The Pitfalls of Authority

An emblematic scene* from the movie The Wolf of Wall Street, directed by Martin Scorsese (2013), illustrates an abuse of authority when it takes the form of a blend of statements presented as experience-based and extraordinary charisma, which seduces with an extravagance rooted in certainties. Here, at the table of an exclusive restaurant atop a tower in Manhattan, the character Mark Hanna, a senior trader at the historic firm "LF Rothschild," explains to young Jordan Belfort his tricks for succeeding as a stockbroker, inviting him to pound his chest. Seduction anesthetizes critical thinking, and the use of onomatopoeia instead of sentences ends up canceling out any rational discourse in favor of an intense and enchanting sensory and emotional experience. The space has turned into an adolescent playground, the meaning of words is overwhelmed by raw emotion and infantile drives. There is no longer any question of thinking. The creation of meaning is abolished in favor of emotional entertainment. Gestures, glances, and voice inflections become the preferred channels of communication, demonstrating the power of emotional influence in human interactions.

* https://youtu.be/XYVXOky-j5g?si=4RE2Mu-kJXRxE_8l

In Conclusion

Authority always manifests within relationships in a specific context, where individuals' expectations, imaginations, desires, and fears intersect, confront, influence, and transform. In every stage of life, in every moment of an organization's life, and in every era of society, authority is expressed in particular forms.

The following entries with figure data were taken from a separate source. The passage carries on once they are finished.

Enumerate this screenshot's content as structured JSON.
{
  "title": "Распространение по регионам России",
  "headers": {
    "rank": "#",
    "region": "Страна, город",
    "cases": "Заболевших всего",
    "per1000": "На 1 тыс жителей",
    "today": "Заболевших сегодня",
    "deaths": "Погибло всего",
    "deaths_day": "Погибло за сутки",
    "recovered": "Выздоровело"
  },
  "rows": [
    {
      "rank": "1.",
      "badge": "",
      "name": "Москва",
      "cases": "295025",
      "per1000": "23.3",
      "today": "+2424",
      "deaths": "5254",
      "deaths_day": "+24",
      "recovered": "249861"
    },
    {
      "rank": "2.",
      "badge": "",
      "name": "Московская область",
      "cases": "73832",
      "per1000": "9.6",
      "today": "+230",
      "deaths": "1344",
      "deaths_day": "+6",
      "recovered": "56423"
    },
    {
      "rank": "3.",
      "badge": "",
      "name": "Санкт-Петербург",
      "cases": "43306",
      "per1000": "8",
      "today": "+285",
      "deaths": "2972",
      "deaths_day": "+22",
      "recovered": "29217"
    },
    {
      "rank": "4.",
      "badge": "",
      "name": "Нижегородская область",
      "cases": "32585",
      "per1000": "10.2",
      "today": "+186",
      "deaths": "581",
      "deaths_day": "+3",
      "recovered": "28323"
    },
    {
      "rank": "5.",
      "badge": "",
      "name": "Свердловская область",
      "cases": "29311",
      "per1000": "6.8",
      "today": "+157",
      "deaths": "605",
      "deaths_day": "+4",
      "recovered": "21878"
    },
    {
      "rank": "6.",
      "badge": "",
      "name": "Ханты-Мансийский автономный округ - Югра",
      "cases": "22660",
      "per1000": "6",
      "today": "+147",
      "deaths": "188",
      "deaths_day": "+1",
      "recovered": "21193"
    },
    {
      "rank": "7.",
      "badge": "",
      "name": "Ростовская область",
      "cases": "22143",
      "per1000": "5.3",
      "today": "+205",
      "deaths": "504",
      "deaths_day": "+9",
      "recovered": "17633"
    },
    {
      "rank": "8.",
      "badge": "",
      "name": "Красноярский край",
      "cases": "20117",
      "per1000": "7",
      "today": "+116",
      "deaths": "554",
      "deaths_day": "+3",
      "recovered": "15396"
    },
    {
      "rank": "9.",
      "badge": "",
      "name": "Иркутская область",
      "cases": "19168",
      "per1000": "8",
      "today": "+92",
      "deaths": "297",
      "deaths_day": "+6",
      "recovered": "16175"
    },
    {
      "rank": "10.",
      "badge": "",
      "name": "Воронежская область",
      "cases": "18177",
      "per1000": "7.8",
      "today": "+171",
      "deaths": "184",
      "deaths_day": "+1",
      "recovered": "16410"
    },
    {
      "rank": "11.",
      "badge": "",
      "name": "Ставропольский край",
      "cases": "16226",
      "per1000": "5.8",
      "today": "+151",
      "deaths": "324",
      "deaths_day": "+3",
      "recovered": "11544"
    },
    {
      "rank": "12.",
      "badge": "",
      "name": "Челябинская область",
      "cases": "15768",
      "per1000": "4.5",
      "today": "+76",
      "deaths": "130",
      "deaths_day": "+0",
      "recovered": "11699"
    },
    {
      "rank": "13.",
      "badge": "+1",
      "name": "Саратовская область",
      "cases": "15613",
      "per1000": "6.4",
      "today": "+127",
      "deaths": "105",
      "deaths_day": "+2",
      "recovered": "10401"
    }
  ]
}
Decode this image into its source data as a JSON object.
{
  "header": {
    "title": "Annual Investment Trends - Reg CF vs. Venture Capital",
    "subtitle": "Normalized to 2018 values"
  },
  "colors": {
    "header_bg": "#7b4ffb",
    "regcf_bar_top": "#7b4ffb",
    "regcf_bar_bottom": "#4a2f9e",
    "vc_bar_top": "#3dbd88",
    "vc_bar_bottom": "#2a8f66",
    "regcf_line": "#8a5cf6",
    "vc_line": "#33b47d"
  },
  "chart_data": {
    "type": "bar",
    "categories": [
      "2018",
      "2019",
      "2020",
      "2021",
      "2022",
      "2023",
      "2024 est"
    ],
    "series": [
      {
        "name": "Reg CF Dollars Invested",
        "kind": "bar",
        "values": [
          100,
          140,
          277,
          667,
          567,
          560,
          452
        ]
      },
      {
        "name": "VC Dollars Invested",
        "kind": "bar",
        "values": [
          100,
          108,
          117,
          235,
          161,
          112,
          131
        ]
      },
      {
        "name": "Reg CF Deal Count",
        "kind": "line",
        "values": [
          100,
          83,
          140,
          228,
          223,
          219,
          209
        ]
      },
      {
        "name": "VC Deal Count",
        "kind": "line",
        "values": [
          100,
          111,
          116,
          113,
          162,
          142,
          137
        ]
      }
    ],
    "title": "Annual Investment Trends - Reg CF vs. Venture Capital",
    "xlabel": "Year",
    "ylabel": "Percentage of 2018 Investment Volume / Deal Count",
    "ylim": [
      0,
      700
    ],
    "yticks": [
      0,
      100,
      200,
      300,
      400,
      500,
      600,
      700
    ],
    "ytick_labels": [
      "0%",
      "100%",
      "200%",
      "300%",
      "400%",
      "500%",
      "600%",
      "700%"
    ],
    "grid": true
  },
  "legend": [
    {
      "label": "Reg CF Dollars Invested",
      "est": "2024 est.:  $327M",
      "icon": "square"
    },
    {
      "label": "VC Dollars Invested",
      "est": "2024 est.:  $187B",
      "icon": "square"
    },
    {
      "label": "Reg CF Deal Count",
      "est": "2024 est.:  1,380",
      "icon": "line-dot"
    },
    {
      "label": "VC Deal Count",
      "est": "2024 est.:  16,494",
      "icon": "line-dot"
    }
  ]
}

Today's challenge for organizations could be to choose not to be drawn towards an authority based primarily on the will to persuade and the ambition to seduce, but rather to value an authority that is both inspiring and reflective, based on the sharing of knowledge and experience, favoring education and the co-creation of meaning - in other words, an authority that dares to capitalize on individual and interrelated intelligences, not only within structured hierarchies, but also within multiple networks.

Each organization must choose its own risks and consequences. Each organization must find its own balance between the various forms authority can assume.

Taking the time to reflect on the authority at work within the organizations to which we belong can be the first step toward consciously choosing the path that seems most just.


Inspirations
 
Capra, F. (2004). The Hidden Connections – A Science for Sustainable Living. New York : Anchor Books.

De Rosnay, J. (2012). Surfer la vie – Comment sur-vivre dans la société fluide. Paris : Babel.

Enriquez, E. (1997). Les Jeux du Pouvoir et du Désir dans l’Entreprise. Paris: Descléé de Brouwert.